Question

Sketch the region bounded by the graphs of the functions and find the area of the region. $$ f(y)=y(2-y), g(y)=-y $$

Short answer

The area of the region bounded by the curves \(y(2-y)\) and \(-y\) from y=0 to 2, is found by evaluating the integral \( \int_{0}^{2} [(y(2-y))-(-y)] dy \).

Step-by-step solution

Identify the points of intersection

The points of intersection are obtained by setting the two functions equal to each other and solving for y. So set \(y(2-y) = -y\).

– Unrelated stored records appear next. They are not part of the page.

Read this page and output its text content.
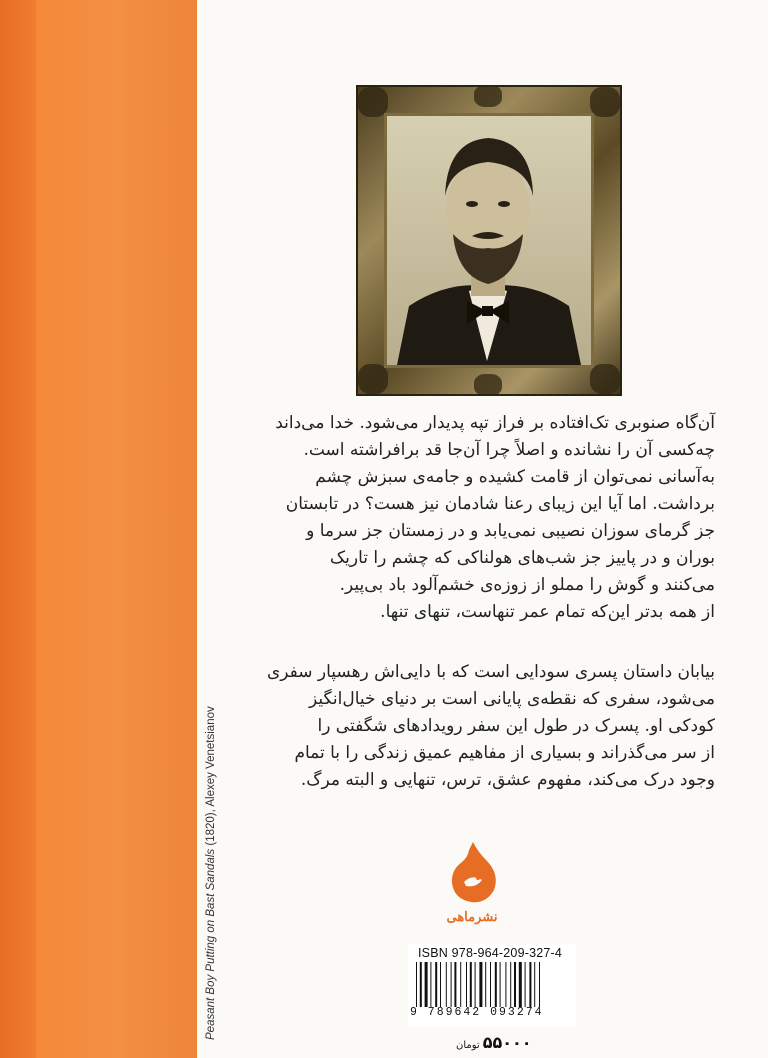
Peasant Boy Putting on Bast Sandals (1820), Alexey Venetsianov
آن‌گاه صنوبری تک‌افتاده بر فراز تپه پدیدار می‌شود. خدا می‌داند
چه‌کسی آن را نشانده و اصلاً چرا آن‌جا قد برافراشته است.
به‌آسانی نمی‌توان از قامت کشیده و جامه‌ی سبزش چشم
برداشت. اما آیا این زیبای رعنا شادمان نیز هست؟ در تابستان
جز گرمای سوزان نصیبی نمی‌یابد و در زمستان جز سرما و
بوران و در پاییز جز شب‌های هولناکی که چشم را تاریک
می‌کنند و گوش را مملو از زوزه‌ی خشم‌آلود باد بی‌پیر.
از همه بدتر این‌که تمام عمر تنهاست، تنهای تنها.
بیابان داستان پسری سودایی است که با دایی‌اش رهسپار سفری
می‌شود، سفری که نقطه‌ی پایانی است بر دنیای خیال‌انگیز
کودکی او. پسرک در طول این سفر رویدادهای شگفتی را
از سر می‌گذراند و بسیاری از مفاهیم عمیق زندگی را با تمام
وجود درک می‌کند، مفهوم عشق، ترس، تنهایی و البته مرگ.
نشرماهی
ISBN 978-964-209-327-4
9 789642 093274
۵۵۰۰۰تومان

This will yield two solutions, which are y=0 and y=2. These are the values of y that the region of interest is between.

Sketch the region

Sketch the graphs of both functions \(f(y)=y(2-y)\) and \(g(y)=-y\) between y=0 and y=2. This will give a visual representation of the region whose area needs to be found. \(f(y)\) will give a parabolic curve opening downwards with a maximum value at y=1, while \(g(y)\) will give a straight line with negative slope.

Compute the area using integration

The area of region between two curves from a to b is found using the definite integral \( \int_{a}^{b} [f(y)-g(y)] dy \). Here, \(f(y)\) is the upper curve and \(g(y)\) is the lower curve. Since \(f(y)>g(y)\), substitute \( y(2-y) \) for \(f(y)\) and \(-y\) for \(g(y)\) resulting in the integral \( \int_{0}^{2} [(y(2-y))-(-y)] dy \). Evaluate this integral to get the area of the region.